A student of architecture--especially that of F.L.Wright, H.H. Richardson, Stanford White and others with a taste for robust design--Jeff built shelving into any free nook, the better to fill with his growing library of books entitled The Old House, The Not So Big House, The Shingle House, The Small Smashing Shingle House. While I was too scattered to achieve purposefully, we both nonetheless pursued education for its own sake, though with rather different foci. Jeff explored drafting, business, and accounting. I forayed into art, language, creative writing (with a brief traipse through nursing.) And we bred a tribe of creative, fun and pleasant people. (Sadly without a mathematician or auto mechanic in the bunch.)


Not the most efficient yeoman on the job, Jeff trudged nonetheless with dedication toward his extra-career goals...a point of some frustration for me. He habitually underestimated the complexity of any remodeling endeavor, leaving me to raise children in a neglected, leaking house, while he spent half his work days steadfastly turning South Baltimore squalor into sturdy, attactive, rentable row-houses. In the final analysis, and despite his persistent vexation that he'd yet to achieve financial independence, this stood us in good stead when retirement became an unbidden necessity, as I was able to sell the houses for investable funds prior to real-estate crashing in value. (And hire a crew to put his unfinished project--the transformation of our own home from a small Cape Cod into a handsome bungalow--in order.)
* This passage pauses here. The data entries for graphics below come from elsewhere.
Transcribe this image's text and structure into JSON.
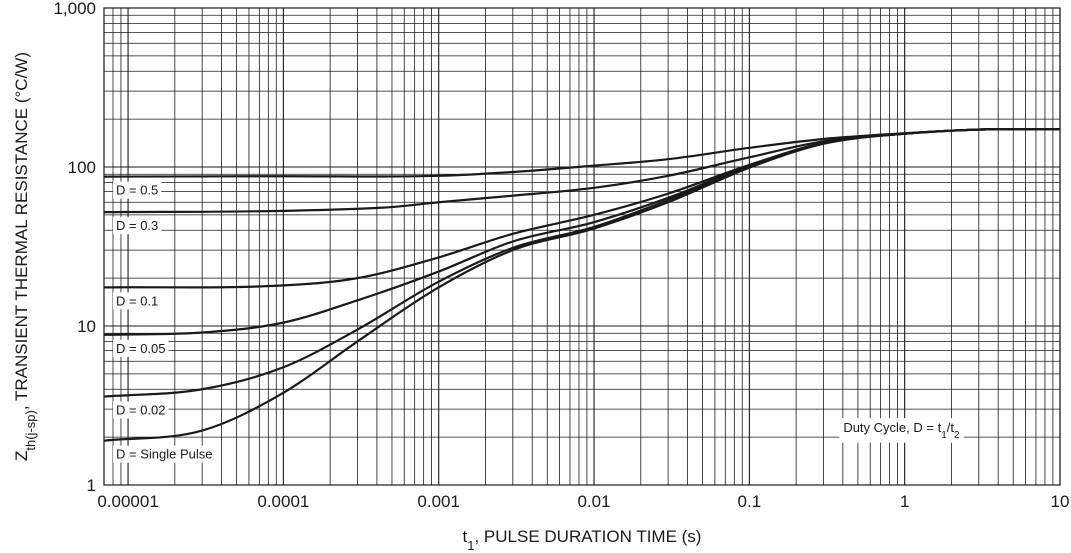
{
  "chart_data": {
    "type": "line",
    "x_scale": "log",
    "y_scale": "log",
    "xlim": [
      7e-06,
      10
    ],
    "ylim": [
      1,
      1000
    ],
    "grid": true,
    "xlabel": {
      "prefix": "t",
      "sub": "1",
      "rest": ", PULSE DURATION TIME (s)"
    },
    "ylabel": {
      "prefix": "Z",
      "sub": "th(j-sp)",
      "rest": ",  TRANSIENT THERMAL RESISTANCE (°C/W)"
    },
    "x_ticks": [
      {
        "value": 1e-05,
        "label": "0.00001"
      },
      {
        "value": 0.0001,
        "label": "0.0001"
      },
      {
        "value": 0.001,
        "label": "0.001"
      },
      {
        "value": 0.01,
        "label": "0.01"
      },
      {
        "value": 0.1,
        "label": "0.1"
      },
      {
        "value": 1,
        "label": "1"
      },
      {
        "value": 10,
        "label": "10"
      }
    ],
    "y_ticks": [
      {
        "value": 1,
        "label": "1"
      },
      {
        "value": 10,
        "label": "10"
      },
      {
        "value": 100,
        "label": "100"
      },
      {
        "value": 1000,
        "label": "1,000"
      }
    ],
    "annotation": {
      "prefix": "Duty Cycle, D = t",
      "sub1": "1",
      "mid": "/t",
      "sub2": "2"
    },
    "series": [
      {
        "name": "D = 0.5",
        "x": [
          7e-06,
          0.0001,
          0.001,
          0.003,
          0.01,
          0.03,
          0.1,
          0.3,
          1,
          3,
          10
        ],
        "y": [
          87,
          87.5,
          88,
          93,
          102,
          112,
          132,
          150,
          163,
          172,
          173
        ]
      },
      {
        "name": "D = 0.3",
        "x": [
          7e-06,
          0.0001,
          0.0005,
          0.001,
          0.003,
          0.01,
          0.03,
          0.1,
          0.3,
          1,
          3,
          10
        ],
        "y": [
          52,
          53,
          56,
          60,
          66,
          74,
          88,
          115,
          145,
          162,
          172,
          173
        ]
      },
      {
        "name": "D = 0.1",
        "x": [
          7e-06,
          0.0001,
          0.0003,
          0.001,
          0.003,
          0.01,
          0.03,
          0.1,
          0.3,
          1,
          3,
          10
        ],
        "y": [
          17.5,
          18,
          20,
          27,
          38,
          50,
          68,
          103,
          142,
          162,
          172,
          173
        ]
      },
      {
        "name": "D = 0.05",
        "x": [
          7e-06,
          3e-05,
          0.0001,
          0.0003,
          0.001,
          0.003,
          0.01,
          0.03,
          0.1,
          0.3,
          1,
          3,
          10
        ],
        "y": [
          8.8,
          9.1,
          10.5,
          14.5,
          22,
          34,
          45,
          64,
          102,
          142,
          162,
          172,
          173
        ]
      },
      {
        "name": "D = 0.02",
        "x": [
          7e-06,
          3e-05,
          0.0001,
          0.0003,
          0.001,
          0.003,
          0.01,
          0.03,
          0.1,
          0.3,
          1,
          3,
          10
        ],
        "y": [
          3.6,
          4.0,
          5.5,
          9.5,
          19,
          31,
          42,
          62,
          100,
          141,
          162,
          172,
          173
        ]
      },
      {
        "name": "D = Single Pulse",
        "x": [
          7e-06,
          3e-05,
          0.0001,
          0.0003,
          0.001,
          0.003,
          0.01,
          0.03,
          0.1,
          0.3,
          1,
          3,
          10
        ],
        "y": [
          1.9,
          2.2,
          3.8,
          8.0,
          17.5,
          30,
          41,
          60,
          99,
          140,
          162,
          172,
          173
        ]
      }
    ]
  }
}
The goodwill that family and community extend toward Jeff in his present state of impairment is a testament to the kind of person he's spent his life being. People like him. He's never been anything but honest, earnest, and ready to help, and people are inclined to nurture him in return.
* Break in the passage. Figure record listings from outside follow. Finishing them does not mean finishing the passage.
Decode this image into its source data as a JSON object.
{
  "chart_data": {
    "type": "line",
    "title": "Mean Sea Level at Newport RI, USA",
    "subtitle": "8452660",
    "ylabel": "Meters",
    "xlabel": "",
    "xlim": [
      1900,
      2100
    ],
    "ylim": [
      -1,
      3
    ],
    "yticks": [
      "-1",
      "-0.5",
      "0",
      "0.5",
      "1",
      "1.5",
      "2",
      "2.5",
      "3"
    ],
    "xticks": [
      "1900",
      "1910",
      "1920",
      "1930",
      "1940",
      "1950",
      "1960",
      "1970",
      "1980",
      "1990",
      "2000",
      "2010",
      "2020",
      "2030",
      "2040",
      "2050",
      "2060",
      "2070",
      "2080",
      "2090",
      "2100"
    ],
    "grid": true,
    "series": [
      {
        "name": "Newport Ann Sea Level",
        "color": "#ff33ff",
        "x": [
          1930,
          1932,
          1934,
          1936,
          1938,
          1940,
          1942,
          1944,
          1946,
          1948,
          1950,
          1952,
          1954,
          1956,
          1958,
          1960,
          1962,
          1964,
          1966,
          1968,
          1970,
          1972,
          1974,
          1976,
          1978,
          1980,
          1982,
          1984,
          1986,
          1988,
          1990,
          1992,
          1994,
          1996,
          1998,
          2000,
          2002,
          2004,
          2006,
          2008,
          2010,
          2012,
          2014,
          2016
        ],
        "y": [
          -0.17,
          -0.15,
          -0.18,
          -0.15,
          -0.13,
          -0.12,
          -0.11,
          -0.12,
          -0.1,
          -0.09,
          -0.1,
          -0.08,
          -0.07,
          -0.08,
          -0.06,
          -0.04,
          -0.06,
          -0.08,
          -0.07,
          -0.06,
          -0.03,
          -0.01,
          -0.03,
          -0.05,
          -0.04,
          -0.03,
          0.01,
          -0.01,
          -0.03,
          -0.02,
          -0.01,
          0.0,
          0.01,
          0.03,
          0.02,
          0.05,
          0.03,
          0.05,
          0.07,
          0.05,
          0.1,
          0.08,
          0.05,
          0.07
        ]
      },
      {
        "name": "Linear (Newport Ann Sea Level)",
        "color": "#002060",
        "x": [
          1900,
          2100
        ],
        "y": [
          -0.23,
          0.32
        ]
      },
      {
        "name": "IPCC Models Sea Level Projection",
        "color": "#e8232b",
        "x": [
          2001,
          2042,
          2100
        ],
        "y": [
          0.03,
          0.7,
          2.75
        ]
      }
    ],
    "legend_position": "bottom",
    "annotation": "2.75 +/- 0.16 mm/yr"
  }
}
As for me, I have nothing to say in summary. To even attempt to summarize the significance of what has been lost means to--at least momentarily--disengage the robotic force-field I have erected as an emotional buffer. I care for Jeff now with a sort of cantilevered love. He deserves the best attention only, and I provide it insofar as I am able without exposing that now empty niche where, for 20 years, a puzzle piece used to fit.